Lionel Wendt became the figurehead of the only circle of avant-garde artists of the time, which included his childhood friend, the painter George Keyt. In his autobiography, the poet Pablo Neruda, Chilean consul in Colombo in 1928–1929, writes: "I found out that the pianist, photographer, critic, and cinematographer Lionel Wendt was the central figure of a cultural life torn between the death rattles of the Empire and a human appraisal of the untapped values of Ceylon."

Lionel Wendt and his friends tried to contribute to the formation of a modern national consciousness. They felt deeply that the future of their country could not be built by ignoring an ancient heritage or by rejecting the Western way of life, but rather by merging the two.

== The Photograph ==
In the early 1930s, while continuing to give piano recitals, Lionel Wendt turned to what became his great passion, photography.

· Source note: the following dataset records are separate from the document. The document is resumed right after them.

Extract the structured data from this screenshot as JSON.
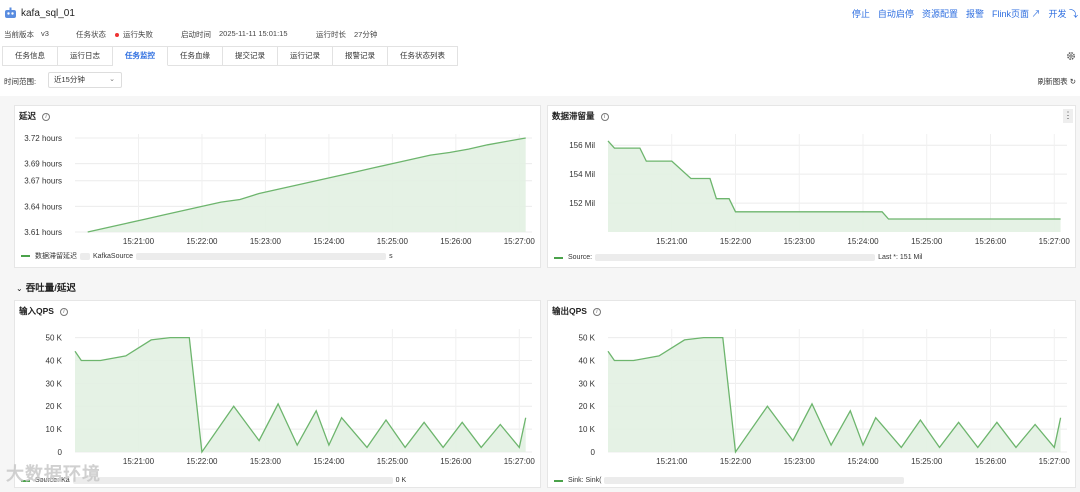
{
  "header": {
    "job_name": "kafa_sql_01",
    "actions": [
      "停止",
      "自动启停",
      "资源配置",
      "报警",
      "Flink页面 ↗",
      "开发 ⤵"
    ]
  },
  "meta": {
    "version_label": "当前版本",
    "version_value": "v3",
    "status_label": "任务状态",
    "status_value": "运行失败",
    "start_label": "启动时间",
    "start_value": "2025-11-11 15:01:15",
    "duration_label": "运行时长",
    "duration_value": "27分钟"
  },
  "tabs": [
    "任务信息",
    "运行日志",
    "任务监控",
    "任务血缘",
    "提交记录",
    "运行记录",
    "报警记录",
    "任务状态列表"
  ],
  "active_tab": 2,
  "time_range": {
    "label": "时间范围:",
    "value": "近15分钟",
    "refresh_label": "刷新图表 ↻"
  },
  "section": {
    "title": "吞吐量/延迟"
  },
  "watermark": "大数据环境",
  "colors": {
    "series": "#6db56d",
    "fill": "#e2f1e2",
    "accent": "#2f6fe0",
    "status": "#e33333"
  },
  "panels": {
    "latency": {
      "title": "延迟",
      "legend": "数据滞留延迟",
      "legend_rest": "KafkaSource",
      "legend_tail": "s"
    },
    "backlog": {
      "title": "数据滞留量",
      "legend": "Source:",
      "legend_tail": "Last *: 151 Mil"
    },
    "input_qps": {
      "title": "输入QPS",
      "legend": "Source: Ka",
      "legend_tail": "0 K"
    },
    "output_qps": {
      "title": "输出QPS",
      "legend": "Sink: Sink(",
      "legend_tail": ""
    }
  },
  "chart_data": [
    {
      "type": "area",
      "title": "延迟",
      "yunit": "hours",
      "yticks": [
        "3.61 hours",
        "3.64 hours",
        "3.67 hours",
        "3.69 hours",
        "3.72 hours"
      ],
      "ylim": [
        3.61,
        3.72
      ],
      "xticks": [
        "15:21:00",
        "15:22:00",
        "15:23:00",
        "15:24:00",
        "15:25:00",
        "15:26:00",
        "15:27:00"
      ],
      "x": [
        20.2,
        20.5,
        20.8,
        21.1,
        21.4,
        21.7,
        22.0,
        22.3,
        22.6,
        22.9,
        23.2,
        23.5,
        23.8,
        24.1,
        24.4,
        24.7,
        25.0,
        25.3,
        25.6,
        25.9,
        26.2,
        26.5,
        26.8,
        27.1
      ],
      "values": [
        3.61,
        3.615,
        3.62,
        3.625,
        3.63,
        3.635,
        3.64,
        3.645,
        3.648,
        3.655,
        3.66,
        3.665,
        3.67,
        3.675,
        3.68,
        3.685,
        3.69,
        3.695,
        3.7,
        3.703,
        3.707,
        3.712,
        3.716,
        3.72
      ],
      "series": [
        {
          "name": "数据滞留延迟"
        }
      ]
    },
    {
      "type": "area",
      "title": "数据滞留量",
      "yticks": [
        "152 Mil",
        "154 Mil",
        "156 Mil"
      ],
      "ylim": [
        150,
        156.5
      ],
      "xticks": [
        "15:21:00",
        "15:22:00",
        "15:23:00",
        "15:24:00",
        "15:25:00",
        "15:26:00",
        "15:27:00"
      ],
      "x": [
        20.0,
        20.1,
        20.3,
        20.5,
        20.6,
        20.9,
        21.0,
        21.3,
        21.4,
        21.6,
        21.7,
        21.9,
        22.0,
        22.5,
        23.0,
        23.5,
        24.0,
        24.3,
        24.4,
        25.0,
        25.5,
        26.0,
        26.5,
        27.1
      ],
      "values": [
        156.3,
        155.8,
        155.8,
        155.8,
        154.9,
        154.9,
        154.9,
        153.7,
        153.7,
        153.7,
        152.3,
        152.3,
        151.4,
        151.4,
        151.4,
        151.4,
        151.4,
        151.4,
        150.9,
        150.9,
        150.9,
        150.9,
        150.9,
        150.9
      ],
      "series": [
        {
          "name": "Source:"
        }
      ]
    },
    {
      "type": "area",
      "title": "输入QPS",
      "yticks": [
        "0",
        "10 K",
        "20 K",
        "30 K",
        "40 K",
        "50 K"
      ],
      "ylim": [
        0,
        52
      ],
      "xticks": [
        "15:21:00",
        "15:22:00",
        "15:23:00",
        "15:24:00",
        "15:25:00",
        "15:26:00",
        "15:27:00"
      ],
      "x": [
        20.0,
        20.1,
        20.4,
        20.8,
        21.2,
        21.5,
        21.8,
        22.0,
        22.5,
        22.9,
        23.2,
        23.5,
        23.8,
        24.0,
        24.2,
        24.6,
        24.9,
        25.2,
        25.5,
        25.8,
        26.1,
        26.4,
        26.7,
        27.0,
        27.1
      ],
      "values": [
        44,
        40,
        40,
        42,
        49,
        50,
        50,
        0,
        20,
        5,
        21,
        3,
        18,
        3,
        15,
        2,
        14,
        2,
        13,
        2,
        13,
        2,
        12,
        2,
        15
      ],
      "series": [
        {
          "name": "Source: Ka"
        }
      ]
    },
    {
      "type": "area",
      "title": "输出QPS",
      "yticks": [
        "0",
        "10 K",
        "20 K",
        "30 K",
        "40 K",
        "50 K"
      ],
      "ylim": [
        0,
        52
      ],
      "xticks": [
        "15:21:00",
        "15:22:00",
        "15:23:00",
        "15:24:00",
        "15:25:00",
        "15:26:00",
        "15:27:00"
      ],
      "x": [
        20.0,
        20.1,
        20.4,
        20.8,
        21.2,
        21.5,
        21.8,
        22.0,
        22.5,
        22.9,
        23.2,
        23.5,
        23.8,
        24.0,
        24.2,
        24.6,
        24.9,
        25.2,
        25.5,
        25.8,
        26.1,
        26.4,
        26.7,
        27.0,
        27.1
      ],
      "values": [
        44,
        40,
        40,
        42,
        49,
        50,
        50,
        0,
        20,
        5,
        21,
        3,
        18,
        3,
        15,
        2,
        14,
        2,
        13,
        2,
        13,
        2,
        12,
        2,
        15
      ],
      "series": [
        {
          "name": "Sink: Sink("
        }
      ]
    }
  ]
}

In 1934, jointly with Bernard G. Thornley and P.J.C. Durrant, Wendt revived the Amateur Photographic Society of Ceylon, founded by his father and which was then renamed the Photographic Society of Ceylon. He took part in many exhibitions in Ceylon between 1935 and 1944. His first solo exhibition took place in 1938 at the Camera Club in London, at the invitation of Ernst Leitz, the inventor and manufacturer of the Leica.

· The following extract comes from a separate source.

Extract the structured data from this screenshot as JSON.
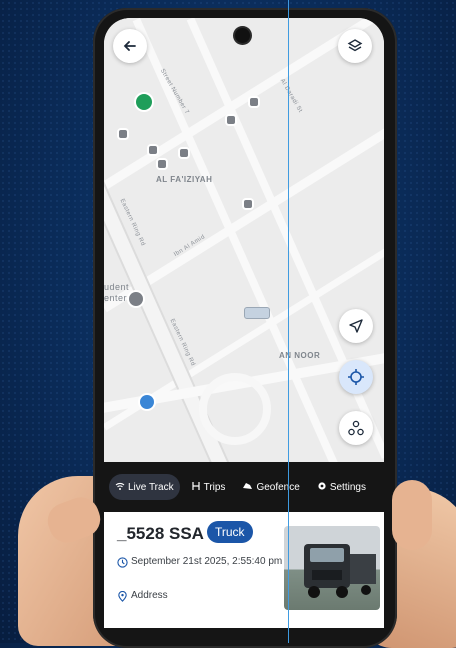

While the male body is his favourite theme, he also deals with landscapes, everyday life, architecture, archaeology. He reconciles knowledge and interest in modern artistic trends (Magritte, Man Ray, Chirico...) with a desire to represent traditional Ceylonese life. He uses a multiple techniques such as photomontage, photo-collage, solarization, and photograms.

== Song of Ceylon ==
In 1934, the British director Basil Wright associated Wendt with the development of his documentary Song of Ceylon. Described by Wright as one of the six best photographers in the world, Wendt was not only the narrator of the film; his eye as a photographer and his in-depth knowledge of the country and its culture were an essential contribution to what was considered a major documentary. In an interview published in 1949 in Mosquito (the magazine for Ceylonese students in England), Basil Wright paid tribute to Lionel Wendt:Without him [L. Wendt], I don't think Song of Ceylon could have been what it is. For here was a man who knew Ceylon as few men did, and he was in touch with the avant-garde cinema of those days and he knew what the documentary people were doing. As a matter of fact, the only two people I met in Ceylon who knew anything about films then were Wendt and George Keyt.The collaboration between Wendt and Wright continued after the shooting of Song of Ceylon, with the photographer staying in London several times to become Wright's assistant in the company he had founded. Wendt was the first Ceylonese to establish a relationship between photography and film when the latter developed on the island during the 1930s.

== Patron of the arts ==
Lionel Wendt, Harry Pieris and George Keyt played a leading role in the promotion of Kandyan dance. They act as patrons of dancers and drummers from the Kandy area: Suramba and his brother Jayana from Anumugama village, Ukkawa and his brother Gunaya from Nittawela. These artists will be among the most talented and well-known representatives of Kandyan dance.

Lionel Wendt is a dedicated patron of a group of painters. He buys their works, organizes exhibitions, and publicly defends these painters in the newspapers.

On 29 August 1943, The '43 Group was founded in Colombo, with Lionel Wendt as leader. The inaugural meeting of the group is held at his home. The aim was to bring together independent artists such as George Keyt, Ivan Peries, Harry Pieris and Justin Daraniyagala, now recognised as among the best representatives in Asia of the modernism of the mid-20th century.

== Death ==
Lionel Wendt died of a heart attack in Colombo on 19 December 1944. The Lionel Wendt Art Centre was established on the site of his home, 18 Guilford Crescent.

As was common in the profession, Wendt's negatives were destroyed by a fellow photographer. A small number of his prints, however, survived him.